The T. annulata tams1 gene sequences (n = 125) and coding sequences (n = 14) of the tasp gene with 100% coverage to the Sri Lankan sequences were retrieved from GenBank. Similarly, 63 and 38 T. annulata 18S rRNA sequences with 100% coverage to the Sri Lankan short and long 18S rRNA sequences, respectively, were also retrieved from GenBank. Nucleotide sequences with degenerate bases or an “n” symbol were omitted. In addition, some 18S rRNA sequences registered as derived from T. annulata (MF287917, MF287919, MF287920, MF287924, MF287934, MF287937, MF287939, MF287942, MF287948, MF287949, MF287950, KT736499, KT367869, and KT367870) were ignored because they shared high identity scores with T. orientalis compared with T. annulata in our BLAST search. The GenBank-derived T. annulata nucleotide and amino acid sequences were aligned with the Sri Lankan sequences, and then trimmed to remove the excess nucleotides or amino acids. For the cob gene, the T. annulata sequences (n = 43) from GenBank with 98% coverage to the Sri Lankan sequences were obtained. These cob nucleotide sequences and translated amino acid sequences were aligned with the Sri Lankan sequences. Excess nucleotides or amino acids in the alignment were removed at the 3ʹ end or C-terminal based on the Sri Lankan sequences and at the 5ʹ end or N-terminal based on the Sudanese sequences.

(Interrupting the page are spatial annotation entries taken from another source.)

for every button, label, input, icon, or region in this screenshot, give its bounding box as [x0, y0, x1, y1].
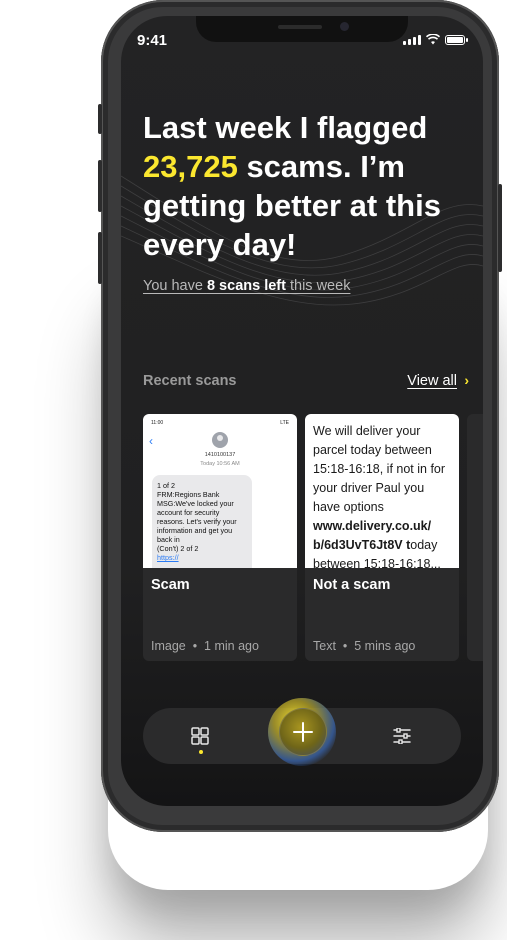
scan-meta: Text • 5 mins ago — [313, 639, 415, 653]
speaker — [278, 25, 322, 29]
headline-text: Last week I flagged — [143, 110, 428, 145]
scan-verdict: Not a scam — [313, 577, 391, 593]
grid-icon[interactable] — [191, 727, 209, 745]
image-preview: 11:00 LTE ‹ 1410100137 Today 10:56 AM 1 … — [143, 414, 297, 568]
chevron-right-icon[interactable]: › — [464, 372, 469, 388]
mute-switch — [98, 104, 102, 134]
active-tab-indicator — [199, 750, 203, 754]
status-time: 9:41 — [137, 32, 168, 49]
app-screen: 9:41 Last week I flagged 23,725 scams. I’… — [121, 16, 483, 806]
scan-type: Text — [313, 639, 336, 653]
volume-down-button — [98, 232, 102, 284]
notch — [196, 16, 408, 42]
sender-number: 1410100137 — [204, 452, 236, 458]
view-all-link[interactable]: View all — [407, 373, 457, 389]
scan-card-not-scam[interactable]: We will deliver your parcel today betwee… — [305, 414, 459, 661]
status-icons — [403, 34, 468, 45]
filters-icon[interactable] — [393, 728, 411, 744]
scan-type: Image — [151, 639, 186, 653]
message-link: https:// — [157, 553, 179, 562]
signal-icon — [403, 35, 421, 45]
message-text: 1 of 2 FRM:Regions Bank MSG:We've locked… — [157, 481, 237, 553]
recent-scans-title: Recent scans — [143, 373, 237, 389]
scam-count: 23,725 — [143, 149, 238, 184]
text-preview-content: We will deliver your parcel today betwee… — [313, 422, 453, 568]
new-scan-button[interactable] — [279, 708, 327, 756]
tab-bar — [143, 698, 461, 766]
scan-card-partial[interactable] — [467, 414, 483, 661]
contact-avatar-icon — [212, 432, 228, 448]
scan-time: 1 min ago — [204, 639, 259, 653]
preview-status-right: LTE — [280, 420, 289, 426]
scans-left-prefix: You have — [143, 278, 207, 294]
scan-meta: Image • 1 min ago — [151, 639, 259, 653]
scan-card-scam[interactable]: 11:00 LTE ‹ 1410100137 Today 10:56 AM 1 … — [143, 414, 297, 661]
scan-verdict: Scam — [151, 577, 190, 593]
wifi-icon — [426, 34, 440, 45]
message-bubble: 1 of 2 FRM:Regions Bank MSG:We've locked… — [152, 475, 252, 568]
power-button — [498, 184, 502, 272]
scans-left-suffix: this week — [285, 278, 351, 294]
scan-time: 5 mins ago — [354, 639, 416, 653]
plus-icon — [293, 722, 313, 742]
volume-up-button — [98, 160, 102, 212]
message-date: Today 10:56 AM — [200, 461, 240, 467]
hero-headline: Last week I flagged 23,725 scams. I’m get… — [143, 108, 463, 264]
scans-left-link[interactable]: You have 8 scans left this week — [143, 278, 350, 294]
front-camera — [340, 22, 349, 31]
battery-icon — [445, 35, 468, 45]
meta-separator: • — [342, 639, 348, 653]
text-preview: We will deliver your parcel today betwee… — [305, 414, 459, 568]
preview-status-time: 11:00 — [151, 420, 164, 426]
preview-text-before: We will deliver your parcel today betwee… — [313, 424, 446, 514]
chevron-left-icon: ‹ — [149, 434, 153, 448]
meta-separator: • — [192, 639, 198, 653]
scans-left-count: 8 scans left — [206, 278, 286, 294]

Calculation of identity scores

Alignments of the 18S rRNA sequences and nucleotide and amino acid sequences of tams1, tasp (coding region), and cob genes, which contained both the GenBank-derived T. annulata and Sri Lankan sequences, were analysed using MatGAT software30 to calculate the identity scores among the Sri Lankan sequences, among the GenBank-derived sequences, and between the Sri Lankan and GenBank-derived sequences.

Phylogenetic analyses

18S rRNA sequences and nucleotide and amino acid sequences of tams1, tasp (coding region), and cob genes from GenBank and those determined in the present study were subjected to multiple alignment using Multiple Alignment using Fast Fourier Transform (MAFFT) online software31. The aligned sequences were analysed using Molecular Evolutionary Genetics Analysis (MEGA), version 6.0 software32 to predict the best-fitting substitution models based on the lowest Akaike information criterion (AIC) values. Subsequently, using nucleotide sequences, five maximum likelihood phylogenetic trees were constructed based on general time reversible33 (tams1, tasp, and 18S rRNA-short) and Tamura-Nei34 (18S rRNA-long and cob) substitution models, using MEGA software32. Similarly, three maximum likelihood phylogenetic trees were constructed using amino acid sequences based on Dayhoff35 (TAMS1), Whelan And Goldman36 (TASP), and JTT37 (COB) substitution models. All positions containing gaps were removed from the alignments before phylogeny construction.

Ethical approval

The Animal Care and Use Committee of Obihiro University of Agriculture and Veterinary Medicine, Japan, approved all animal procedures (approval number: 29–53). All experiments were carried out in accordance with the Fundamental Guidelines for Proper Conduct of Animal Experiment and Related Activities in Academic Research Institutions coming under the Ministry of Education, Culture, Sports, Science and Technology, Japan.